In spite of the fact that the project will cause many occupation health related diseases to the workers and also diseases emanating from the plant to the neighbourhood community, Musingi said the EIA had no comprehensive mitigation measures provided for the ailments. He said one will have expected a recommendation for the construction of a hospital on the Plant Land to cater for employees and residents.

“The ‘Polluter pays principle’ states that those who cause pollution must be responsible for its abatement and its consequences as well. This is in our EMCA Law and also is part of global best practices in dealing with pollution,” he said.

Contrary to required standards, the EIA failed to provide options for the proposed project.

“If it is found that the negative impacts cannot entirely be mitigated to a bare minimum – it means abandon the plan – this should have been the obvious option, if it wasn’t the case of the ‘He who pays the piper calls the tune’,” Musingi said.

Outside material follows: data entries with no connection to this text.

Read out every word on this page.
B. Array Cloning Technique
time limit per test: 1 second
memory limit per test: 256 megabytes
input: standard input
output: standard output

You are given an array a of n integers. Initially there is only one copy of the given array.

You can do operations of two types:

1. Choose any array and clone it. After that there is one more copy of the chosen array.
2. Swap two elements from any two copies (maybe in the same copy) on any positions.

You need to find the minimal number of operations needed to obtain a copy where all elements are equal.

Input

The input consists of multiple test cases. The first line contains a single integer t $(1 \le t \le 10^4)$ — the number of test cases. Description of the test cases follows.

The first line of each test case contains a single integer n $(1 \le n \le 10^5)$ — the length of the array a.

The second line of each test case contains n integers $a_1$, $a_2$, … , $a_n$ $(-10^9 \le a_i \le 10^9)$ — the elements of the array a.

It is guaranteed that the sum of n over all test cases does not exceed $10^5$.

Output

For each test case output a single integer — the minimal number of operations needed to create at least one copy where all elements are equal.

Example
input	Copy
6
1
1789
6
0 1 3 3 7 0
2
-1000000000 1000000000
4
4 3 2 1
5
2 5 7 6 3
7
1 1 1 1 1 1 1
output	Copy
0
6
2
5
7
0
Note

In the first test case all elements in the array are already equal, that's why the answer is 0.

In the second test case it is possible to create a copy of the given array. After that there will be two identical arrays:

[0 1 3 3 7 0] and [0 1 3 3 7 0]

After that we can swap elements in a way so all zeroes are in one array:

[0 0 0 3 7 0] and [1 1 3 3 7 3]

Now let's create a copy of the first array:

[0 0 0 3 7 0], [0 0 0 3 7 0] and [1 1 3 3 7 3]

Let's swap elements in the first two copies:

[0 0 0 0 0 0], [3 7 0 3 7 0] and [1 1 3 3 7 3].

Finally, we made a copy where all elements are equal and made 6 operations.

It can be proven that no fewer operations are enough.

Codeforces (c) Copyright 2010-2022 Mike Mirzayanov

“EIA should not be an apologist document meant only to satisfy the paper work before project implementation. Unfortunately, until Nema becomes an independent body with the security of tenure its effectiveness in protecting our environment will remain weak. Moreover, polluters are normally economically powerful corporations, while the plaintiffs are ordinarily citizens with low economic power,” he added.

Our efforts to reach Nema were futile, as they shrugged off from commenting on the matter.

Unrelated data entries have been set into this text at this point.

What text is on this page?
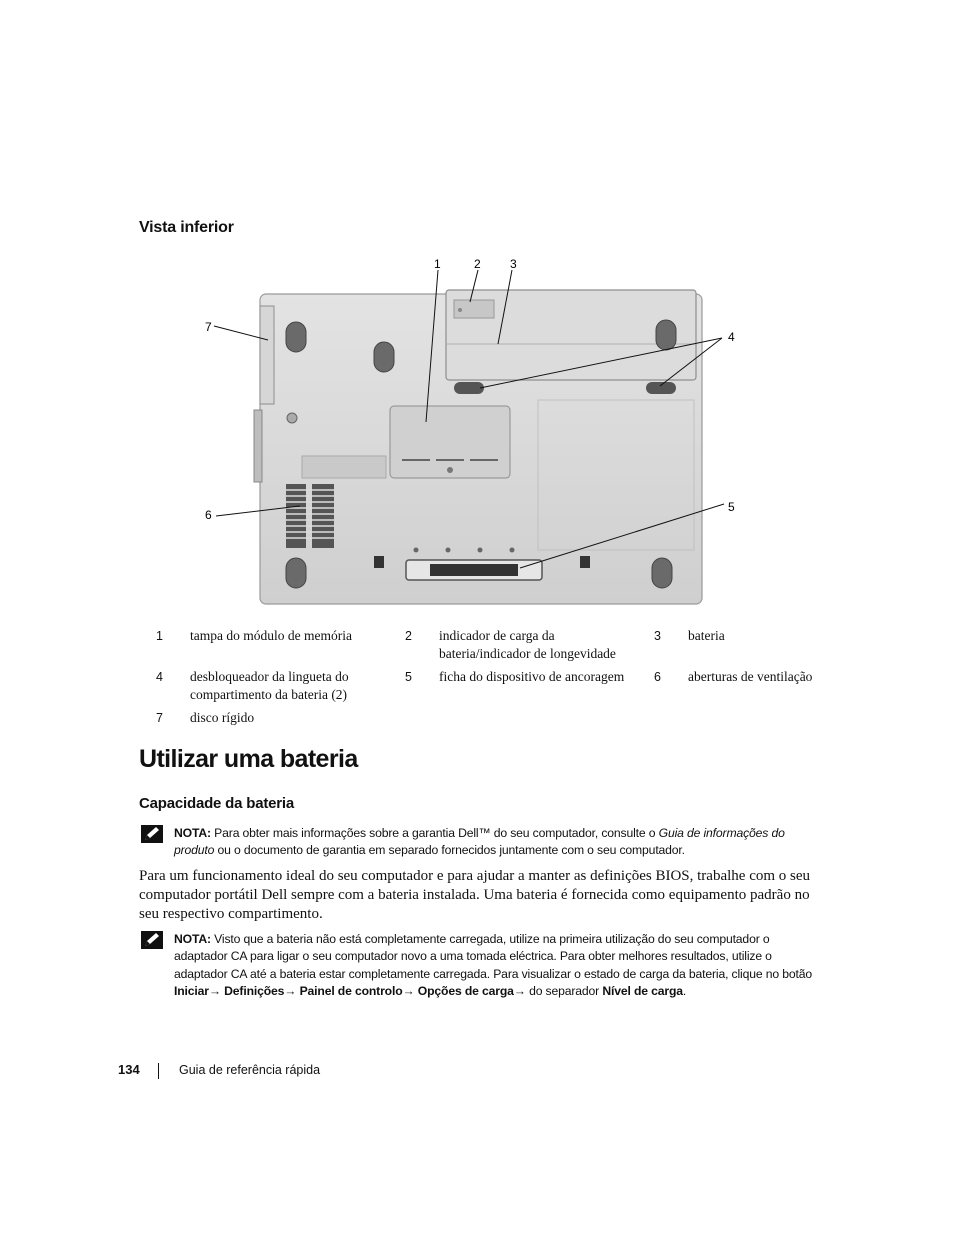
Vista inferior
1	2 3
4
5
6
7
1	tampa do módulo de memória	2	indicador de carga da bateria/indicador de longevidade	3	bateria
4	desbloqueador da lingueta do compartimento da bateria (2)	5	ficha do dispositivo de ancoragem	6	aberturas de ventilação
7	disco rígido				
Utilizar uma bateria
Capacidade da bateria
NOTA: Para obter mais informações sobre a garantia Dell™ do seu computador, consulte o Guia de informações do produto ou o documento de garantia em separado fornecidos juntamente com o seu computador.
Para um funcionamento ideal do seu computador e para ajudar a manter as definições BIOS, trabalhe com o seu computador portátil Dell sempre com a bateria instalada. Uma bateria é fornecida como equipamento padrão no seu respectivo compartimento.
NOTA: Visto que a bateria não está completamente carregada, utilize na primeira utilização do seu computador o adaptador CA para ligar o seu computador novo a uma tomada eléctrica. Para obter melhores resultados, utilize o adaptador CA até a bateria estar completamente carregada. Para visualizar o estado de carga da bateria, clique no botão Iniciar→ Definições→ Painel de controlo→ Opções de carga→ do separador Nível de carga.
134	Guia de referência rápida
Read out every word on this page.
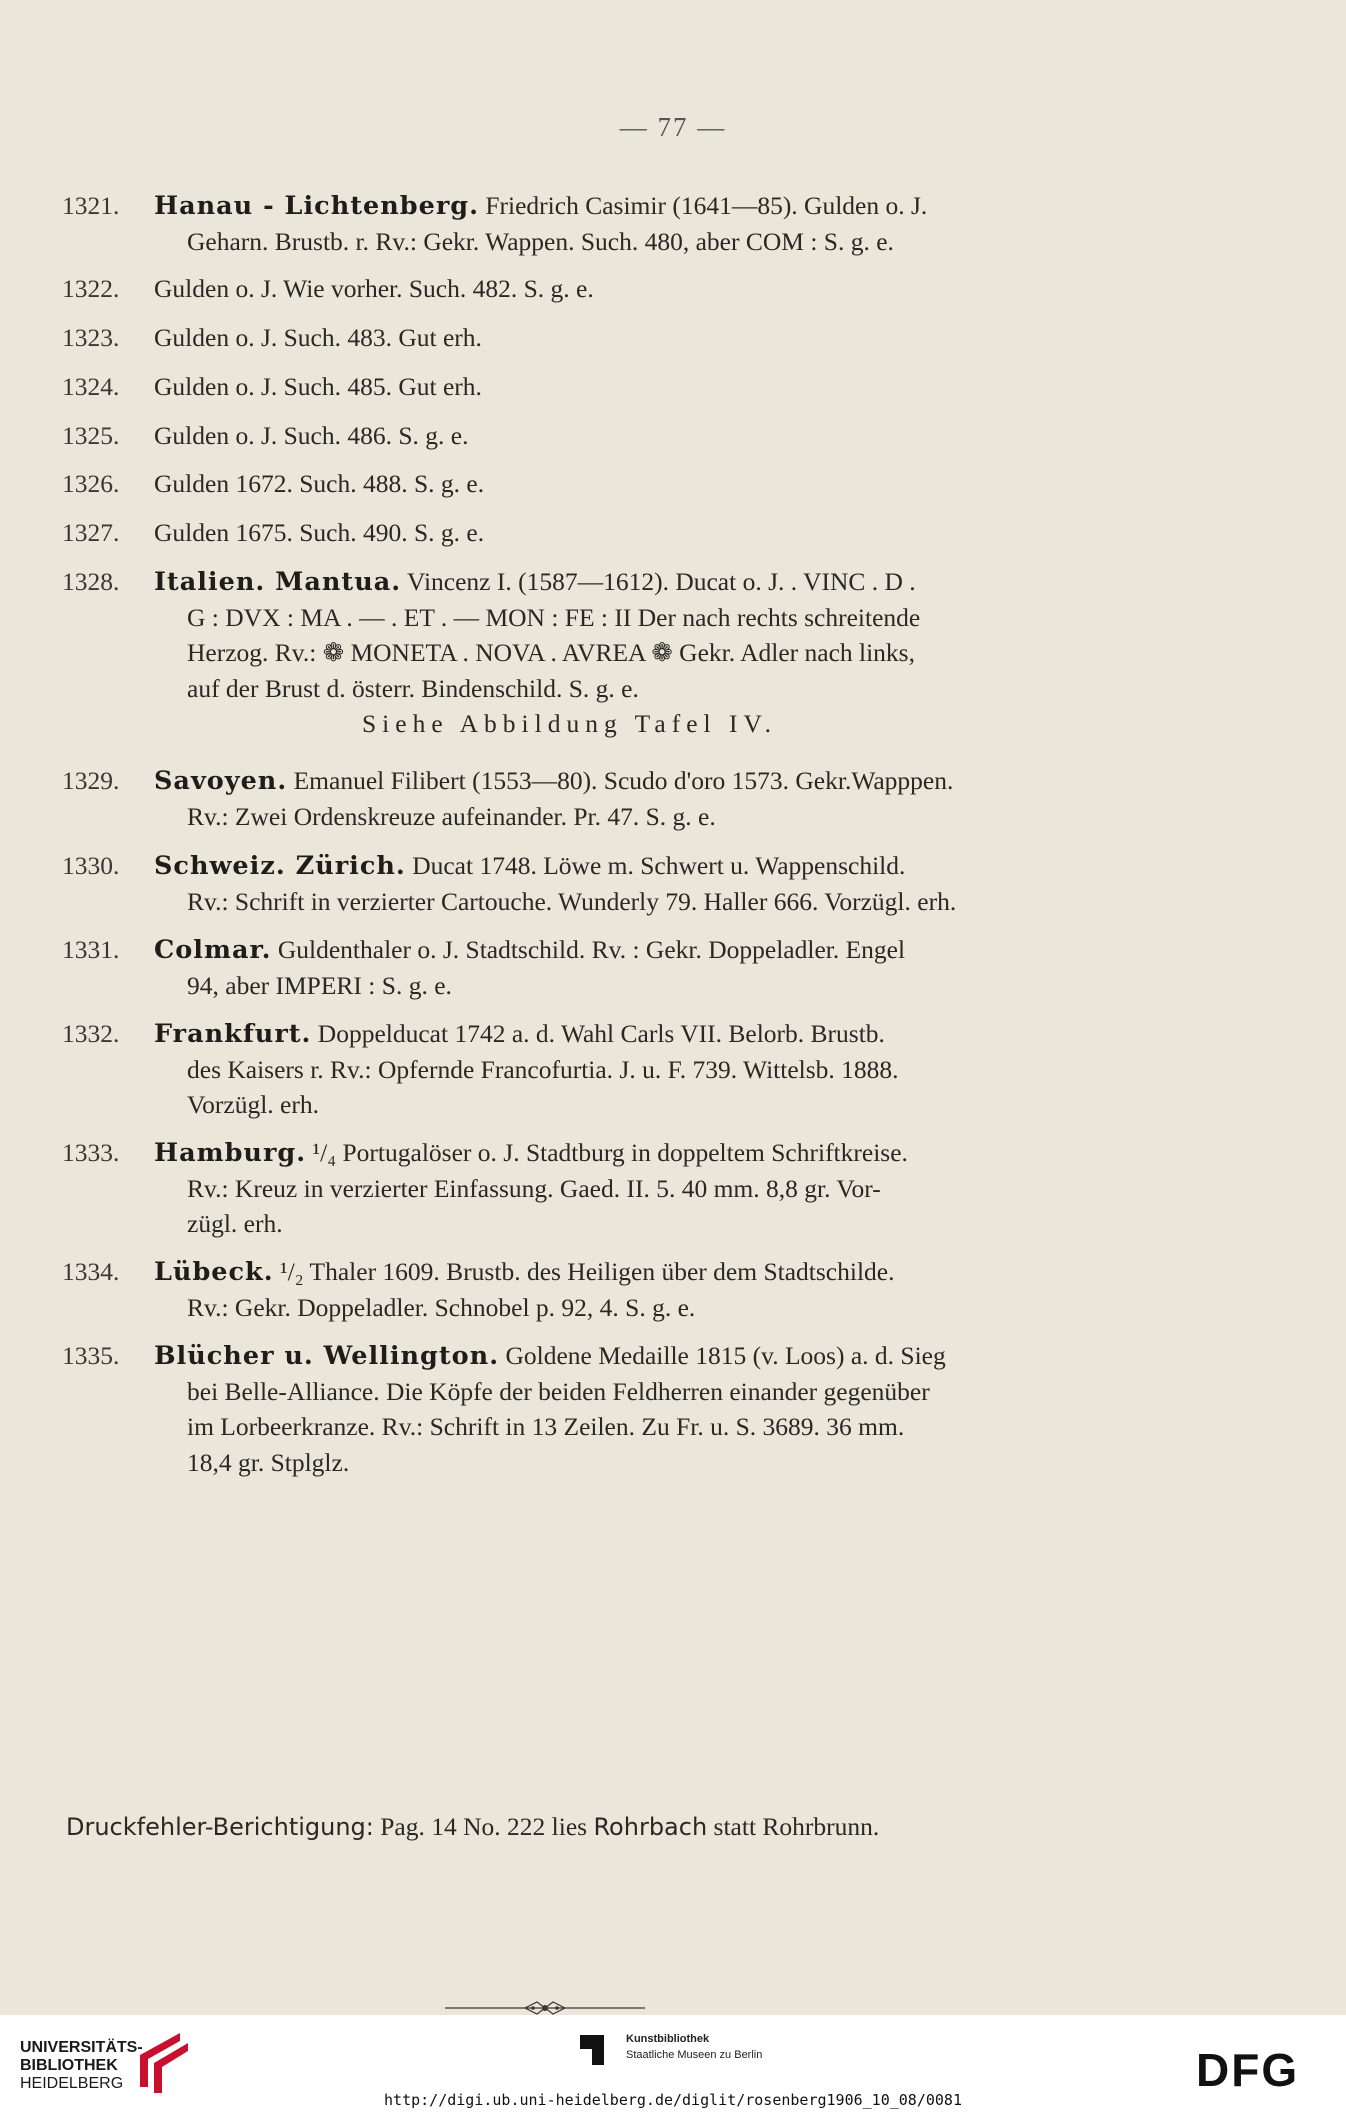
— 77 —
1321.	Hanau - Lichtenberg. Friedrich Casimir (1641—85). Gulden o. J.
Geharn. Brustb. r. Rv.: Gekr. Wappen. Such. 480, aber COM : S. g. e.
1322.	Gulden o. J. Wie vorher. Such. 482. S. g. e.
1323.	Gulden o. J. Such. 483. Gut erh.
1324.	Gulden o. J. Such. 485. Gut erh.
1325.	Gulden o. J. Such. 486. S. g. e.
1326.	Gulden 1672. Such. 488. S. g. e.
1327.	Gulden 1675. Such. 490. S. g. e.
1328.	Italien. Mantua. Vincenz I. (1587—1612). Ducat o. J. . VINC . D .
G : DVX : MA . — . ET . — MON : FE : II Der nach rechts schreitende
Herzog. Rv.: ❁ MONETA . NOVA . AVREA ❁ Gekr. Adler nach links,
auf der Brust d. österr. Bindenschild. S. g. e.
Siehe Abbildung Tafel IV.
1329.	Savoyen. Emanuel Filibert (1553—80). Scudo d'oro 1573. Gekr.Wapppen.
Rv.: Zwei Ordenskreuze aufeinander. Pr. 47. S. g. e.
1330.	Schweiz. Zürich. Ducat 1748. Löwe m. Schwert u. Wappenschild.
Rv.: Schrift in verzierter Cartouche. Wunderly 79. Haller 666. Vorzügl. erh.
1331.	Colmar. Guldenthaler o. J. Stadtschild. Rv. : Gekr. Doppeladler. Engel
94, aber IMPERI : S. g. e.
1332.	Frankfurt. Doppelducat 1742 a. d. Wahl Carls VII. Belorb. Brustb.
des Kaisers r. Rv.: Opfernde Francofurtia. J. u. F. 739. Wittelsb. 1888.
Vorzügl. erh.
1333.	Hamburg. ¹/₄ Portugalöser o. J. Stadtburg in doppeltem Schriftkreise.
Rv.: Kreuz in verzierter Einfassung. Gaed. II. 5. 40 mm. 8,8 gr. Vor-
zügl. erh.
1334.	Lübeck. ¹/₂ Thaler 1609. Brustb. des Heiligen über dem Stadtschilde.
Rv.: Gekr. Doppeladler. Schnobel p. 92, 4. S. g. e.
1335.	Blücher u. Wellington. Goldene Medaille 1815 (v. Loos) a. d. Sieg
bei Belle-Alliance. Die Köpfe der beiden Feldherren einander gegenüber
im Lorbeerkranze. Rv.: Schrift in 13 Zeilen. Zu Fr. u. S. 3689. 36 mm.
18,4 gr. Stplglz.
Druckfehler-Berichtigung: Pag. 14 No. 222 lies Rohrbach statt Rohrbrunn.
UNIVERSITÄTS-
BIBLIOTHEK
HEIDELBERG
Kunstbibliothek
Staatliche Museen zu Berlin	DFG
http://digi.ub.uni-heidelberg.de/diglit/rosenberg1906_10_08/0081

He further faulted the EIA for failing to do a cost-benefit analysis and putting in consideration of the renewability of the option considered and whether the area is endowed with renewable energy potential.

Musingi said Lamu has adequate sunlight six hours daily for 365 days, with adequate land at the same site to lay solar panels, arguing that opting for a coal-fired plant instead of other renewable energy sources is not clever.

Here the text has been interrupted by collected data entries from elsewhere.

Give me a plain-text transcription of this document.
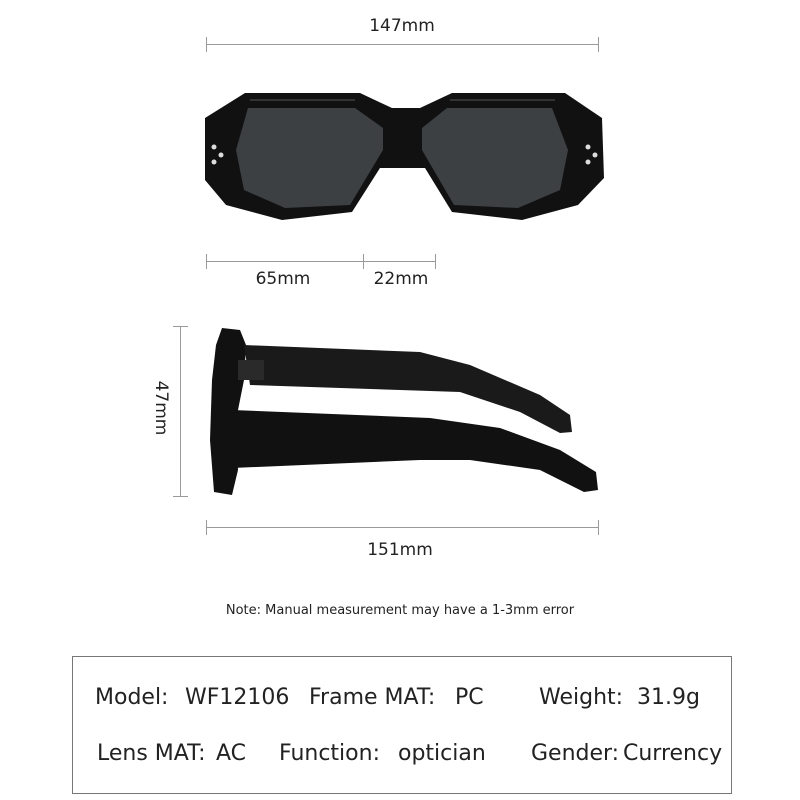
147mm
65mm	22mm
47mm
151mm
Note: Manual measurement may have a 1-3mm error
Model: WF12106 Frame MAT: PC	Weight: 31.9g
Lens MAT: AC Function: optician Gender: Currency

Diane Francis, Contributor at National Post, Atlantic Council and Hudson Institute DC, in an article published by Huffingtonpost on May 27, termed Kenya’s proposed project a strategic mistake similar to one made by Angola in 2006.

“Of all the deals China pursues, this is the most nonsensical,” she said, arguing that Kenya needs to look beyond 19th century ‘smokestack’ economic development model, as it has enough geothermal, solar, hydro and wind energy potential that not only can satisfy local power needs but as well can be exported.

“The deal is insulting, given that Beijing has banned construction of new coal plants. By contrast, China pushes clean energy at home and pushes dirty energy projects abroad and hopes to build 50 coal plants throughout Africa,” she wrote, adding that the Lamu Coal project is meant to create jobs for Chinese companies, banks and workers as it generates export revenues for South Africa.

Niemi said embracing safe and reliable renewable energy will help Kenya create jobs and cut dependency on coal or oil, saving costs on imports.

“Progressive leaders are moving to solar and other renewable energy, which will undercut fossils and is much cheaper, while laggards are still stuck on coal fire plants,” he said.